A state-of-the-art commercial steamer designed to steam large amounts of food on multiple shelves. This helps to trap nutrients and flavors while maintaining the texture of the food and preventing the transfer of flavors to other foods in the oven.
Steam ovens for the foodservice industry are very powerful and are often regarded as the flagship of professional kitchens. Typical dishes cooked in a steamer are fish, vegetables and desserts, but some chefs use this utensil to cook all these dishes at once.
Commercial steam ovens are generally large and powerful enough to handle a variety of delicious dishes, making them ideal for dinners and events.
There are four important reasons for using an oven.
Foods that retain color: As the saying goes, people eat with their eyes. Vegetables can quickly lose their color if overheated or boiled. Steaming brings carrots, asparagus and other vegetables closer to their natural color than other cooking methods. Naturally brightly colored vegetables promise freshness and add value to any dish.
Food retains flavor, texture and nutrients. Steamed foods help contain flavor, vitamins and moisture, returning them to a much more natural state than traditional cuisine. Overcooked vegetables can be cloudy and unappetizing, but fish that are too hot can dry out and become chewy. Steaming helps reduce the risk of this happening.
Cooking multiple dishes together: when steaming, flavors have a hard time moving between the ingredients in the oven. Thus, many different dishes can be cooked together with minimal flavor conversion. It also means you can cook multiple dishes on one device, allowing other appliances to be used for other tasks.
Versatility: steam is suitable for cooking a variety of foods. From seafood, vegetables, sweets and fruit to meat, pasta, rice and dim sum dishes, steam ovens are commonly used in all food businesses, especially in food establishments. as schools, hospitals and canteens. What are the limits of the steam oven? The steam oven is convenient, but has considerable drawbacks. Steam ovens cannot cook food. For the best flavor and texture, most of the meat should be cooked under an iguana pan or grill. That is, you need to move food between devices. However, this doesn’t negate the positives listed.

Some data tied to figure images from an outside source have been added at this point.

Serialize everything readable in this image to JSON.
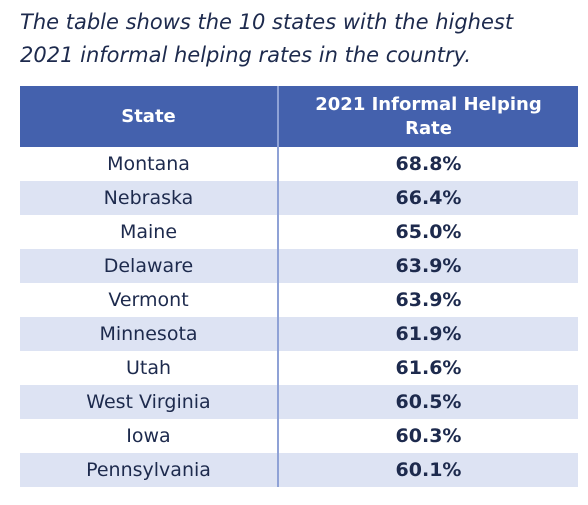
{
  "caption": "The table shows the 10 states with the highest 2021 informal helping rates in the country.",
  "table": {
    "header": [
      "State",
      "2021 Informal Helping Rate"
    ],
    "rows": [
      [
        "Montana",
        "68.8%"
      ],
      [
        "Nebraska",
        "66.4%"
      ],
      [
        "Maine",
        "65.0%"
      ],
      [
        "Delaware",
        "63.9%"
      ],
      [
        "Vermont",
        "63.9%"
      ],
      [
        "Minnesota",
        "61.9%"
      ],
      [
        "Utah",
        "61.6%"
      ],
      [
        "West Virginia",
        "60.5%"
      ],
      [
        "Iowa",
        "60.3%"
      ],
      [
        "Pennsylvania",
        "60.1%"
      ]
    ]
  }
}
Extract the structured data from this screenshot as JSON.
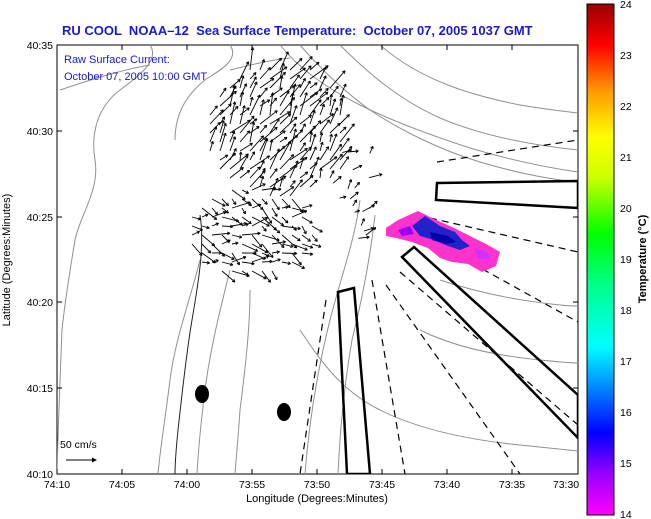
{
  "title": "RU COOL  NOAA–12  Sea Surface Temperature:  October 07, 2005 1037 GMT",
  "current_label_1": "Raw Surface Current:",
  "current_label_2": "October 07, 2005 10:00 GMT",
  "scale_label": "50 cm/s",
  "x_axis": {
    "label": "Longitude (Degrees:Minutes)",
    "ticks": [
      "74:10",
      "74:05",
      "74:00",
      "73:55",
      "73:50",
      "73:45",
      "73:40",
      "73:35",
      "73:30"
    ]
  },
  "y_axis": {
    "label": "Latitude (Degrees:Minutes)",
    "ticks": [
      "40:35",
      "40:30",
      "40:25",
      "40:20",
      "40:15",
      "40:10"
    ]
  },
  "colorbar": {
    "label": "Temperature (°C)",
    "min": 14,
    "max": 24,
    "ticks": [
      "24",
      "23",
      "22",
      "21",
      "20",
      "19",
      "18",
      "17",
      "16",
      "15",
      "14"
    ]
  },
  "colors": {
    "title": "#1a1acc",
    "contour": "#909090",
    "sst_warm": "#ff33cc",
    "sst_cool": "#2222cc"
  }
}
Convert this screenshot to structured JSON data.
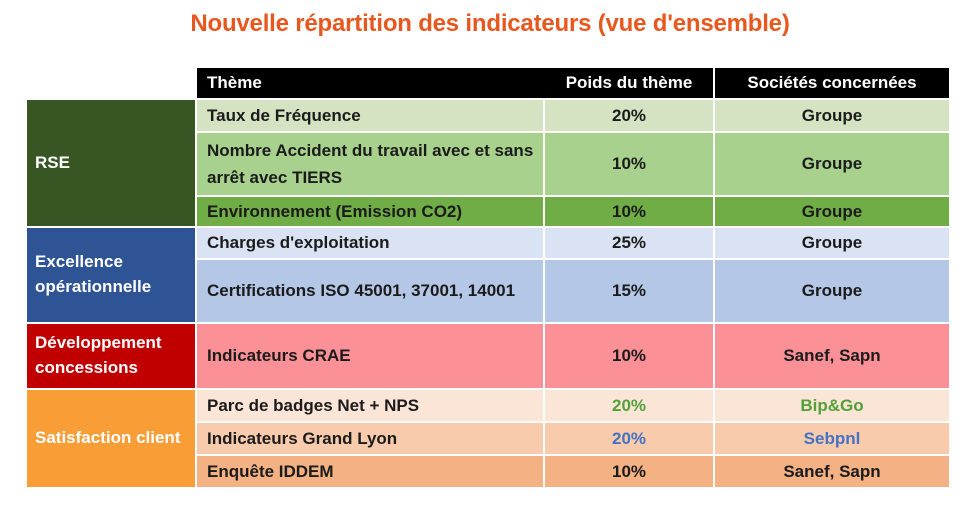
{
  "title": {
    "text": "Nouvelle répartition des indicateurs (vue d'ensemble)",
    "color": "#E7571E"
  },
  "table": {
    "header": {
      "theme": "Thème",
      "poids": "Poids du thème",
      "societes": "Sociétés concernées",
      "bg": "#000000",
      "text_color": "#FFFFFF"
    },
    "default_text_color": "#1B1B1B",
    "groups": [
      {
        "name": "RSE",
        "label_bg": "#375623",
        "rows": [
          {
            "theme": "Taux de Fréquence",
            "poids": "20%",
            "societes": "Groupe",
            "bg": "#D5E3C3"
          },
          {
            "theme": "Nombre Accident du travail avec et sans arrêt avec TIERS",
            "poids": "10%",
            "societes": "Groupe",
            "bg": "#A9D18E"
          },
          {
            "theme": "Environnement (Emission CO2)",
            "poids": "10%",
            "societes": "Groupe",
            "bg": "#70AD47"
          }
        ]
      },
      {
        "name": "Excellence opérationnelle",
        "label_bg": "#2F5496",
        "rows": [
          {
            "theme": "Charges d'exploitation",
            "poids": "25%",
            "societes": "Groupe",
            "bg": "#DAE3F3"
          },
          {
            "theme": "Certifications ISO 45001, 37001, 14001",
            "poids": "15%",
            "societes": "Groupe",
            "bg": "#B4C7E7"
          }
        ]
      },
      {
        "name": "Développement concessions",
        "label_bg": "#C00000",
        "rows": [
          {
            "theme": "Indicateurs CRAE",
            "poids": "10%",
            "societes": "Sanef, Sapn",
            "bg": "#FB9196"
          }
        ]
      },
      {
        "name": "Satisfaction client",
        "label_bg": "#F99D36",
        "rows": [
          {
            "theme": "Parc de badges Net + NPS",
            "poids": "20%",
            "societes": "Bip&Go",
            "bg": "#FBE5D6",
            "value_color": "#54A038"
          },
          {
            "theme": "Indicateurs Grand Lyon",
            "poids": "20%",
            "societes": "Sebpnl",
            "bg": "#F8CBAD",
            "value_color": "#4472C4"
          },
          {
            "theme": "Enquête IDDEM",
            "poids": "10%",
            "societes": "Sanef, Sapn",
            "bg": "#F4B183"
          }
        ]
      }
    ]
  }
}
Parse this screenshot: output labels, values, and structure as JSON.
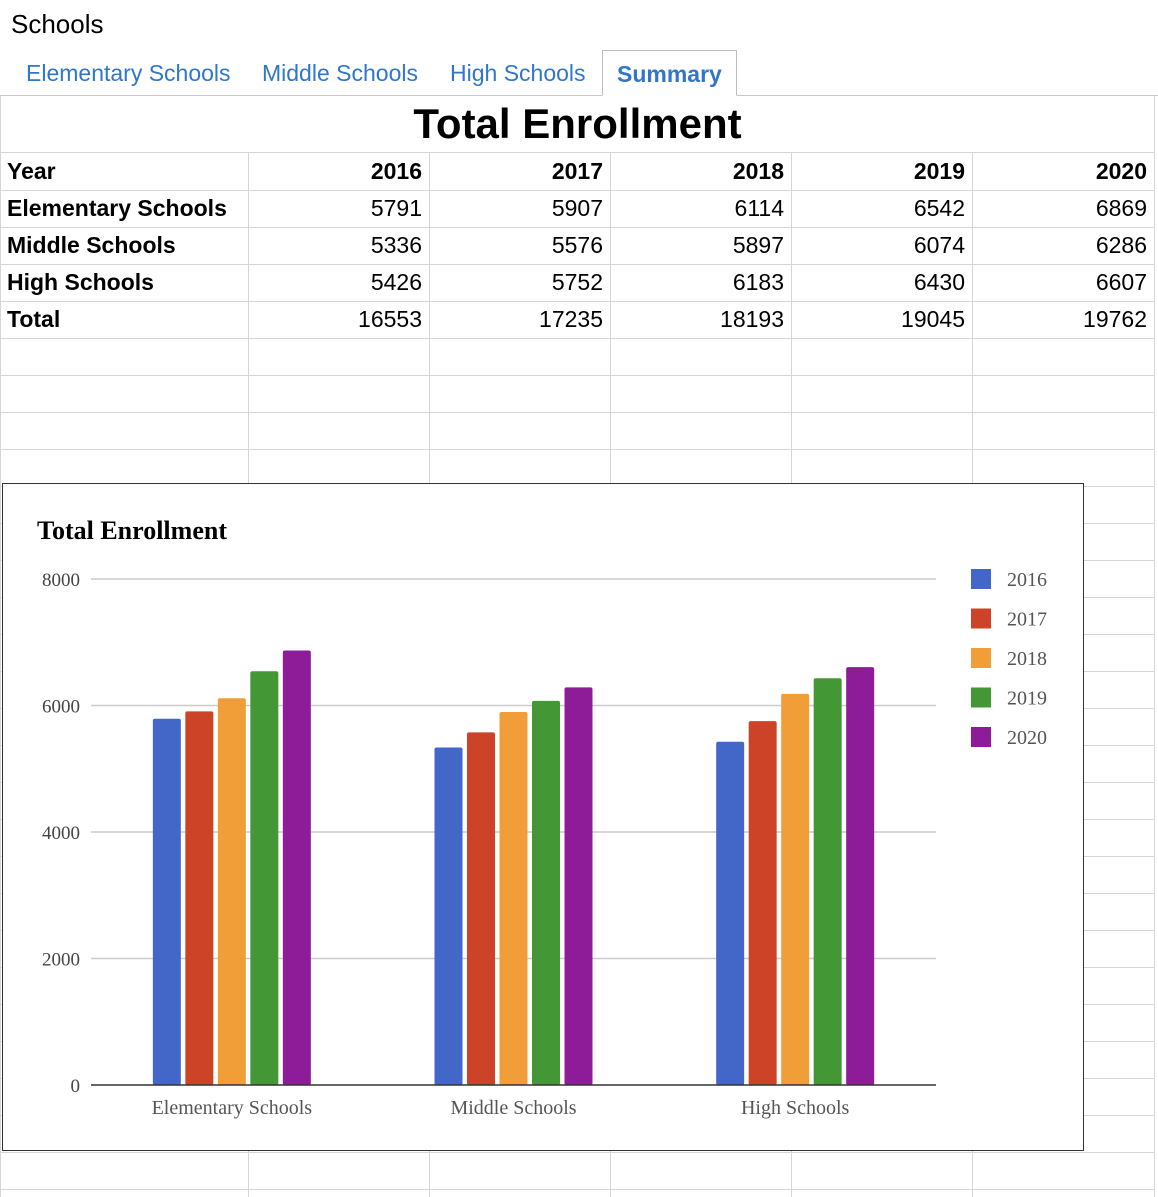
{
  "app": {
    "title": "Schools"
  },
  "tabs": [
    {
      "label": "Elementary Schools",
      "active": false
    },
    {
      "label": "Middle Schools",
      "active": false
    },
    {
      "label": "High Schools",
      "active": false
    },
    {
      "label": "Summary",
      "active": true
    }
  ],
  "sheet": {
    "title": "Total Enrollment",
    "header": {
      "label": "Year",
      "years": [
        "2016",
        "2017",
        "2018",
        "2019",
        "2020"
      ]
    },
    "rows": [
      {
        "label": "Elementary Schools",
        "values": [
          "5791",
          "5907",
          "6114",
          "6542",
          "6869"
        ]
      },
      {
        "label": "Middle Schools",
        "values": [
          "5336",
          "5576",
          "5897",
          "6074",
          "6286"
        ]
      },
      {
        "label": "High Schools",
        "values": [
          "5426",
          "5752",
          "6183",
          "6430",
          "6607"
        ]
      },
      {
        "label": "Total",
        "values": [
          "16553",
          "17235",
          "18193",
          "19045",
          "19762"
        ]
      }
    ]
  },
  "chart_data": {
    "type": "bar",
    "title": "Total Enrollment",
    "xlabel": "",
    "ylabel": "",
    "categories": [
      "Elementary Schools",
      "Middle Schools",
      "High Schools"
    ],
    "series": [
      {
        "name": "2016",
        "values": [
          5791,
          5336,
          5426
        ],
        "color": "#4267c8"
      },
      {
        "name": "2017",
        "values": [
          5907,
          5576,
          5752
        ],
        "color": "#cc4327"
      },
      {
        "name": "2018",
        "values": [
          6114,
          5897,
          6183
        ],
        "color": "#f29e38"
      },
      {
        "name": "2019",
        "values": [
          6542,
          6074,
          6430
        ],
        "color": "#439735"
      },
      {
        "name": "2020",
        "values": [
          6869,
          6286,
          6607
        ],
        "color": "#8e1c99"
      }
    ],
    "ylim": [
      0,
      8000
    ],
    "yticks": [
      "0",
      "2000",
      "4000",
      "6000",
      "8000"
    ],
    "grid": true,
    "legend": "right"
  }
}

Like the cakes, breads and pastries can look pale when steamed. However, steam ovens are still very popular, mainly for cooking large amounts of vegetables and fish. However, if you want to take advantage of all the benefits of steaming and the ability to burn food, we recommend a combination oven. For information on choosing other types of ovens, see our commercial oven buying guide.
- What is the difference between a steam and a mixed oven?
Well, it is pretty simple. A steam oven will only cook with steam. Combi-steamers (sometimes called mixed ovens) cook with steam, convection or a combination of both. Steam ovens have only one function and are often available at a fraction of the cost of a full combi oven.
- Is there a difference between a gas oven and an electric steam oven?
When it comes to performance, there isn’t much difference. Electric steam ovens can add extra load to the kitchen’s electrical system, but gas grills can require significant brewing.
So if you think a steam oven would be beneficial to you and your business begin looking for which brands suit your needs quality and financial-wise.